Pengembang yang paling banyak berhutang di dunia, yang pekan lalu melaporkan kerugian gabungan sebesar US$81 miliar untuk tahun 2021 dan 2022, mendapat persetujuan untuk mengadakan pertemuan semacam itu dari pengadilan Hong Kong pada hari Senin. Jika disetujui, pengembang harus kembali ke pengadilan pada tanggal 4 dan 5 September untuk meminta persetujuan agar dapat melanjutkan rencana tersebut.
Evergrande berupaya mengatur ulang bagian paling mendesak dari kewajibannya sebesar 2,44 triliun yuan (US$340 miliar) setelah gagal bayar pada tahun 2021. Sidang serupa akan diadakan di Mahkamah Agung Karibia Timur pada tanggal 24 Juli dan di Kepulauan Cayman pada tanggal 25 Juli.

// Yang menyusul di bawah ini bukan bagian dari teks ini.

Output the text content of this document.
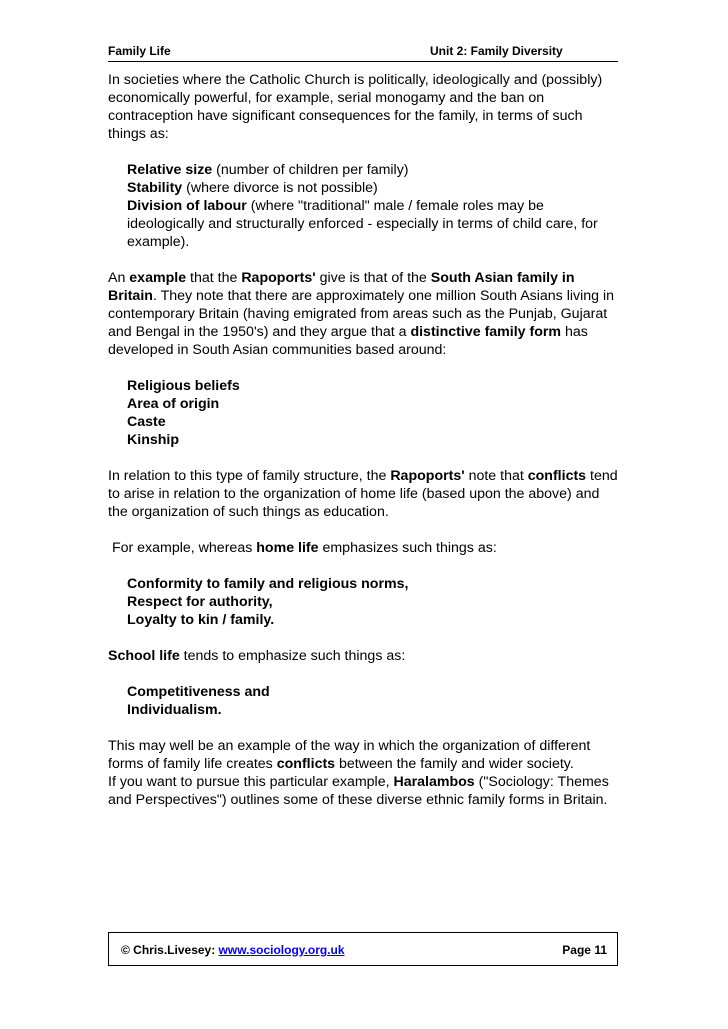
Family Life	Unit 2: Family Diversity

In societies where the Catholic Church is politically, ideologically and (possibly) economically powerful, for example, serial monogamy and the ban on contraception have significant consequences for the family, in terms of such things as:

Relative size (number of children per family)

Stability (where divorce is not possible)

Division of labour (where "traditional" male / female roles may be ideologically and structurally enforced - especially in terms of child care, for example).

An example that the Rapoports' give is that of the South Asian family in Britain. They note that there are approximately one million South Asians living in contemporary Britain (having emigrated from areas such as the Punjab, Gujarat and Bengal in the 1950's) and they argue that a distinctive family form has developed in South Asian communities based around:

Religious beliefs

Area of origin

Caste

Kinship

In relation to this type of family structure, the Rapoports' note that conflicts tend to arise in relation to the organization of home life (based upon the above) and the organization of such things as education.

For example, whereas home life emphasizes such things as:

Conformity to family and religious norms,

Respect for authority,

Loyalty to kin / family.

School life tends to emphasize such things as:

Competitiveness and

Individualism.

This may well be an example of the way in which the organization of different forms of family life creates conflicts between the family and wider society.

If you want to pursue this particular example, Haralambos ("Sociology: Themes and Perspectives") outlines some of these diverse ethnic family forms in Britain.

© Chris.Livesey: www.sociology.org.uk	Page 11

Selama persidangan, pengacara Evergrande mengatakan kepada pengadilan bahwa berdasarkan proposalnya, pengembang kemungkinan akan memiliki tingkat pemulihan aset sekitar 22,5 persen, jauh lebih tinggi dari perkiraan pada bulan November sebesar 3,4 persen, jika perusahaan tersebut dilikuidasi, mengutip analisis terkini oleh Deloitte, sebuah konsultan yang ditugaskan oleh pengembang.
Persetujuan rencana tersebut sangat penting bagi bisnis Evergrande dan dimulainya kembali perdagangan sahamnya di bursa saham Hong Kong, yang ditangguhkan sejak Maret tahun lalu. Bursa saham memperingatkan pengembang yang berbasis di Shenzhen bahwa mereka dapat dihapuskan jika sahamnya tetap ditangguhkan selama periode 18 bulan, yang akan berakhir pada bulan September.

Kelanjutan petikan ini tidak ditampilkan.